1968 uniface aluminum Anillo restrikes of 1952-53 Newhall Old West Association tokens — 5¢, 10¢, 25¢.
This is one instance where the copy is scarcer than the original.
The Newhall Old West Association took over the operation of Newhall's Fourth of July Celebration in 1948 and threw a big party at the French Village,
which was dubbed "Slippery Gulch" for the occation. The next year, Ernie Hickson, owner of the Placeritos Ranch (aka Monogram movie ranch in Placerita
Canyon), hosted the celebration and commandeered the "Slippery Gulch" moniker.
U.S. legal tender was verboten. To purchase booze, play the slots and participate in carnival-style games, revelers had to use trade tokens, specially ordered by Hickson
from the Los Angeles Rubber Stamp Co., aka Los Angeles Stamp & Stationery Co., which had been making saloon and other trade tokens since the 1880s.

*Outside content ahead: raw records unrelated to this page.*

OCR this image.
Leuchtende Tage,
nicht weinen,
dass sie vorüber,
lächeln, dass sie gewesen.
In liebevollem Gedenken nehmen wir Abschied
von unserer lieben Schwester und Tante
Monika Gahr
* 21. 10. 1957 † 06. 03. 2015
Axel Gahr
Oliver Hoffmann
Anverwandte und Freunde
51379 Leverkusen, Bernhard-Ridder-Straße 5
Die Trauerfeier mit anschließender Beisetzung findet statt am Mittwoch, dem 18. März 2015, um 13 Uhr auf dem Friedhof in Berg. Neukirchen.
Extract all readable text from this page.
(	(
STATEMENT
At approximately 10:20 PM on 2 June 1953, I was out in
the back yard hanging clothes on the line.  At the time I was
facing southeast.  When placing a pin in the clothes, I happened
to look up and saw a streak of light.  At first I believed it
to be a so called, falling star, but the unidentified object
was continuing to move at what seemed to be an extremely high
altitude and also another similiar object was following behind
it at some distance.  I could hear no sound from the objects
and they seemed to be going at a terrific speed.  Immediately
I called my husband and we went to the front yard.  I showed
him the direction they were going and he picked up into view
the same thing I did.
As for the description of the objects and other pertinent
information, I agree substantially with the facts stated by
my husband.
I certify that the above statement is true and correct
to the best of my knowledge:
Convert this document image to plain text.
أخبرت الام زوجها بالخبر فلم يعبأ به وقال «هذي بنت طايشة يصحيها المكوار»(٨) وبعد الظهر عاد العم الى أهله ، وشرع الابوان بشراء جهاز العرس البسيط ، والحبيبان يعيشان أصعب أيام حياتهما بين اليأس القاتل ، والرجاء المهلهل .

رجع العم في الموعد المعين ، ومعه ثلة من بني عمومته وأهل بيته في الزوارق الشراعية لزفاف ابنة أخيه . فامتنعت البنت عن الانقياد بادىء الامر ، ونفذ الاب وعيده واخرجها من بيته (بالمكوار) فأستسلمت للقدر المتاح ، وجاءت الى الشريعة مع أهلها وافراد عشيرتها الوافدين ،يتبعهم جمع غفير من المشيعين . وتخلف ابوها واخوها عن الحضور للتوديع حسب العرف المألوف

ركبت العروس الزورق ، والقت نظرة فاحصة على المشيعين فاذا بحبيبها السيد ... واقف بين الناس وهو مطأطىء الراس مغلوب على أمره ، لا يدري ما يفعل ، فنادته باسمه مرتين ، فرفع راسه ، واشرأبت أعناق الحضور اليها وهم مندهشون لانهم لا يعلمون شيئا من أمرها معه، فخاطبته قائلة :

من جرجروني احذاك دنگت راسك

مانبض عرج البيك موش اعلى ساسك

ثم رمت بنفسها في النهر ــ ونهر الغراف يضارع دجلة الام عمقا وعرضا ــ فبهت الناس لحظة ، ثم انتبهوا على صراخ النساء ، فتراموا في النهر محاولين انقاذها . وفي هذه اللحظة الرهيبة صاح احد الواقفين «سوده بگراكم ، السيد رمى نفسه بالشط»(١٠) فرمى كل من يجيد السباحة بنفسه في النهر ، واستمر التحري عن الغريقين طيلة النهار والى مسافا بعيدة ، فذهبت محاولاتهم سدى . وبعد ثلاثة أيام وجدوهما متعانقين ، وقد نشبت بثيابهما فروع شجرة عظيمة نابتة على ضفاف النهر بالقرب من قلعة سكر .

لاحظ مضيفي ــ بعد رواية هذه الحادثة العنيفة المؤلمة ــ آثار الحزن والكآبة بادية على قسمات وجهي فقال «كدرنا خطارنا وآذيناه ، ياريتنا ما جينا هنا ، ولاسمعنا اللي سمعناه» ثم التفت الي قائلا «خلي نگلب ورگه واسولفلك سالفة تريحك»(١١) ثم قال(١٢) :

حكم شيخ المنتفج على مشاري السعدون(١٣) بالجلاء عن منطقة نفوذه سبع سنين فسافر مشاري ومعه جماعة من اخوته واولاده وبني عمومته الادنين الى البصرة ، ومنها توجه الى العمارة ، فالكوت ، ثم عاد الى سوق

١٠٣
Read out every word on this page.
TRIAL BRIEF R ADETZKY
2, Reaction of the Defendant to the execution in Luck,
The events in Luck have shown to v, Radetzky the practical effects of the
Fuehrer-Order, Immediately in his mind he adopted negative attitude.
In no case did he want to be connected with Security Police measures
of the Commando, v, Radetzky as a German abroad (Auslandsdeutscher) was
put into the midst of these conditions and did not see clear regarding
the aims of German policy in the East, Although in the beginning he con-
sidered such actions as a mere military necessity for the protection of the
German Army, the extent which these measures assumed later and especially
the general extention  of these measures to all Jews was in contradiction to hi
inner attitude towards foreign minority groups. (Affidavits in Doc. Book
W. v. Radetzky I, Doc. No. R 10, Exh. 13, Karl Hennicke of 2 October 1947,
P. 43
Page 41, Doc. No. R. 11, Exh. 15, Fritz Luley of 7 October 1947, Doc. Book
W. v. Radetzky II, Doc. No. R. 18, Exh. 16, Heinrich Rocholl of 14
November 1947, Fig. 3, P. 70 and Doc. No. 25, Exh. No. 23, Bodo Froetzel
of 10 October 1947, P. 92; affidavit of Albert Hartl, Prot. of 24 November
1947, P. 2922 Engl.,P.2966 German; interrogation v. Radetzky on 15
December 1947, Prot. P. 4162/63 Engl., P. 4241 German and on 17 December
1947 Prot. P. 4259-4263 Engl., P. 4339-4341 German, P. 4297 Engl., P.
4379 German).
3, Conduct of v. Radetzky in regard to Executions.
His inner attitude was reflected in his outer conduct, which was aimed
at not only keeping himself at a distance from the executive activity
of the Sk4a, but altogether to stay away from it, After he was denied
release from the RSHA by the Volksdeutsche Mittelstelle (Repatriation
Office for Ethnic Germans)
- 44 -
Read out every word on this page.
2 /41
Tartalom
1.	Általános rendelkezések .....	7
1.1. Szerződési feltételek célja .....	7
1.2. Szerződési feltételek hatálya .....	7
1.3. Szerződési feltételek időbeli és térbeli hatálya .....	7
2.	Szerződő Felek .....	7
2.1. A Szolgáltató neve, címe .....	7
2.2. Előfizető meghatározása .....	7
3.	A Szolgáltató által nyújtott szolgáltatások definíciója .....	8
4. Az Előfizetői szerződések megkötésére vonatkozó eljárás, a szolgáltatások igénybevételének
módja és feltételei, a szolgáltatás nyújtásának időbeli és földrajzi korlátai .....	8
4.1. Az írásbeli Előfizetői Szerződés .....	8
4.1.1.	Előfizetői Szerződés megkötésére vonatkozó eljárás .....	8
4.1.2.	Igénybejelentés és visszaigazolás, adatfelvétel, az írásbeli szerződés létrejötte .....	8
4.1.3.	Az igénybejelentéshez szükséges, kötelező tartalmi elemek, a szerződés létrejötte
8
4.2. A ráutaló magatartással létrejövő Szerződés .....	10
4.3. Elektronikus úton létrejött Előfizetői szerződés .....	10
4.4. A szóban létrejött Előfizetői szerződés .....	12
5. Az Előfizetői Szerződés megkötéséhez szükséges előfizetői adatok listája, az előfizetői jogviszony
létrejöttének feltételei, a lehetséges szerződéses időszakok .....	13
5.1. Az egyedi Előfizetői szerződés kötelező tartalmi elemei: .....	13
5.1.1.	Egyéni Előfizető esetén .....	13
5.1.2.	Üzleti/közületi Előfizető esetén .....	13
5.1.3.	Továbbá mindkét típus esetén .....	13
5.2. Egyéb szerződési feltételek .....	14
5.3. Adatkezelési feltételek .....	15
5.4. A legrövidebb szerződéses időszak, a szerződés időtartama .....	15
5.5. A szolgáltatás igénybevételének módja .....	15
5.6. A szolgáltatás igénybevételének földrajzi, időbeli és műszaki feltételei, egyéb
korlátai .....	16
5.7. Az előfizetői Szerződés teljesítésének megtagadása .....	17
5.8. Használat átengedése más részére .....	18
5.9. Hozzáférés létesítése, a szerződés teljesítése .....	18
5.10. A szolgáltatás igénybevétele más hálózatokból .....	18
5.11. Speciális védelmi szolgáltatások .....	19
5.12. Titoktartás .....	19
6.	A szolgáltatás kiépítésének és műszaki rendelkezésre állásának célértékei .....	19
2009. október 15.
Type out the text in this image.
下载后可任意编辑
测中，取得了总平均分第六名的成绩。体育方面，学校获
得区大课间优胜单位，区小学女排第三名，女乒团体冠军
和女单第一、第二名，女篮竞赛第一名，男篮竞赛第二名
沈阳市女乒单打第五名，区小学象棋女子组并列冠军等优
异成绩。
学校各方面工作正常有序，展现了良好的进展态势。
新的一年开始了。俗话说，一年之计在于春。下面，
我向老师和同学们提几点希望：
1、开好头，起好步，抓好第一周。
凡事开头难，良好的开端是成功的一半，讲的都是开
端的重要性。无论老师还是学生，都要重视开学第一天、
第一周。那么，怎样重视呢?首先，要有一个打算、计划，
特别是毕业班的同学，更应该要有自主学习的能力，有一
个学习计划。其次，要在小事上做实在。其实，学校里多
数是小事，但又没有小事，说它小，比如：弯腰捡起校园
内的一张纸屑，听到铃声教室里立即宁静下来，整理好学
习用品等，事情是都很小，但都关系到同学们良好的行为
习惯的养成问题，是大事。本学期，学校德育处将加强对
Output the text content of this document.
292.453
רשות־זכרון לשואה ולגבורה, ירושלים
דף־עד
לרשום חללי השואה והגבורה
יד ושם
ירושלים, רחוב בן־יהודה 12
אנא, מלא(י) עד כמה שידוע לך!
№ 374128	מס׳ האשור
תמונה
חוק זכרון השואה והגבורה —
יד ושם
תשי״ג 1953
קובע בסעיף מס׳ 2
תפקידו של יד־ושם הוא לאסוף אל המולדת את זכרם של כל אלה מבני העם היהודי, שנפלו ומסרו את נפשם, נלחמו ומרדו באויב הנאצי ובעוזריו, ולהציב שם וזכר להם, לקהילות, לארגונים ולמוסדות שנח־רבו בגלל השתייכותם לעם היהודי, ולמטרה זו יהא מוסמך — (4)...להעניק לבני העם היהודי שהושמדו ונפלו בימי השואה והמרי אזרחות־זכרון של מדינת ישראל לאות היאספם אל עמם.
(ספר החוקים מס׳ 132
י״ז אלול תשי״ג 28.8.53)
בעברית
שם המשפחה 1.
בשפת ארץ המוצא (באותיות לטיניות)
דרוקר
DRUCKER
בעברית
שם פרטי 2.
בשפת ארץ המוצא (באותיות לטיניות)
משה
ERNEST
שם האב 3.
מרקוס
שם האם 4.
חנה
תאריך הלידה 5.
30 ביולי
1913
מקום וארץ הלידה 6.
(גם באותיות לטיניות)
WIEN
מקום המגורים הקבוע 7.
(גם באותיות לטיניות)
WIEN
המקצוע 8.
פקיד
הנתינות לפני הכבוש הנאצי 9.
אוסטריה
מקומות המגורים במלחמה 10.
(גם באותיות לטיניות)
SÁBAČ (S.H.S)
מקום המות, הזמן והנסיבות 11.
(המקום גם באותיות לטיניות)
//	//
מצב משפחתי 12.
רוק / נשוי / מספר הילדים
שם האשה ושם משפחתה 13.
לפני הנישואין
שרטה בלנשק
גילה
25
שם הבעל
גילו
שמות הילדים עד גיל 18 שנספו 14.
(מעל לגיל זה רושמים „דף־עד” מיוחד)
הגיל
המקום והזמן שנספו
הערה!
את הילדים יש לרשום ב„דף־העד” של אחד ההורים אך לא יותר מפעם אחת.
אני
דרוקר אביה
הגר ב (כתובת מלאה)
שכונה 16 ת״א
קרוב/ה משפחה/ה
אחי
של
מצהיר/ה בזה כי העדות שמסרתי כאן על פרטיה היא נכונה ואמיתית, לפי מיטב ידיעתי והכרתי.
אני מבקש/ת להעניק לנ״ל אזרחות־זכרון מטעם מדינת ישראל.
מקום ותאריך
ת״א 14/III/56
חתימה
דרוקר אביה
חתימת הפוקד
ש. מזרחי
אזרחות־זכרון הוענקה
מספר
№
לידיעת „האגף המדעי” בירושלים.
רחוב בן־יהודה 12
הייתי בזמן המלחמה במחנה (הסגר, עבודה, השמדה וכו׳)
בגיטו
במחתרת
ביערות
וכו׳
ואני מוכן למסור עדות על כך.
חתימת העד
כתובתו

Hickson's brass Placeritos Ranch tokens were struck by the thousands in each denomination — 5¢, 10¢, 25¢ and 50¢, which mirrored
the corresponding U.S. coinage in diameter.
Hickson's Placeritos Ranch hosted the July 4 festivities from 1949 to 1951. Following his death in early 1952, the Newhall Old West Association continued
the tradition and ordered up similar tokens in the same denominations, composition and sizes, but with "Newhall Old West Association Inc. / Newhall California"
on the obverse. They were used in 1952 and 1953 and possibly in 1954.
In 1968, when Los Angeles Stamp & Stationery went out of business, Anillo Industries of Orange, Calif., purchased its inventory, including
3,492 original dies used in the manufacture of trade tokens and medals, mostly of California issue.
Anillo intended to go into the token and medal business. It reportedly struck 25 sets of uniface (one-side-only) tokens and medals from the 3,492 dies, in aluminum,
to be mounted in salesmen's sample books. Only four books were made up, and it's likely that only four examples of each token and medal were actually struck.
Glue and black paper residue on the unstruck back of these examples indicate they were glued into one of the four sample books at one time. (The
books ended up being sold to token collectors for about $150 per set.)
Known Anillo restrikes of Newhall/Santa Clarita interest include the 1948 Placerita Gold Discovery medal, ordered by Ernie Hickson; the 1949-51 Placeritos Ranch (Fourth of July) trade tokens; and
the 1952-53 Newhall Old West Association (Fourth of July) trade tokens. All of the originals were struck in quantities of hundreds or thousands and all are quite common today
(although 50¢ denominations of both Placeritos and Newhall Old West are less so).
Just four each of the Anillo restrikes were ever issued, and it's unknown how many of the four still survive.
This is one of the four sets of Anillo restrikes of the Newhall Old West Association trade tokens; the 50¢ is missing, assuming it was restruck in the first place.
(It might not have been; it's not listed in the standard reference, "California Tokens" by Charles V. Kappen. But then again, neither is the original 50¢
piece, which does exist, albeit in smaller quantities than the other denominations.)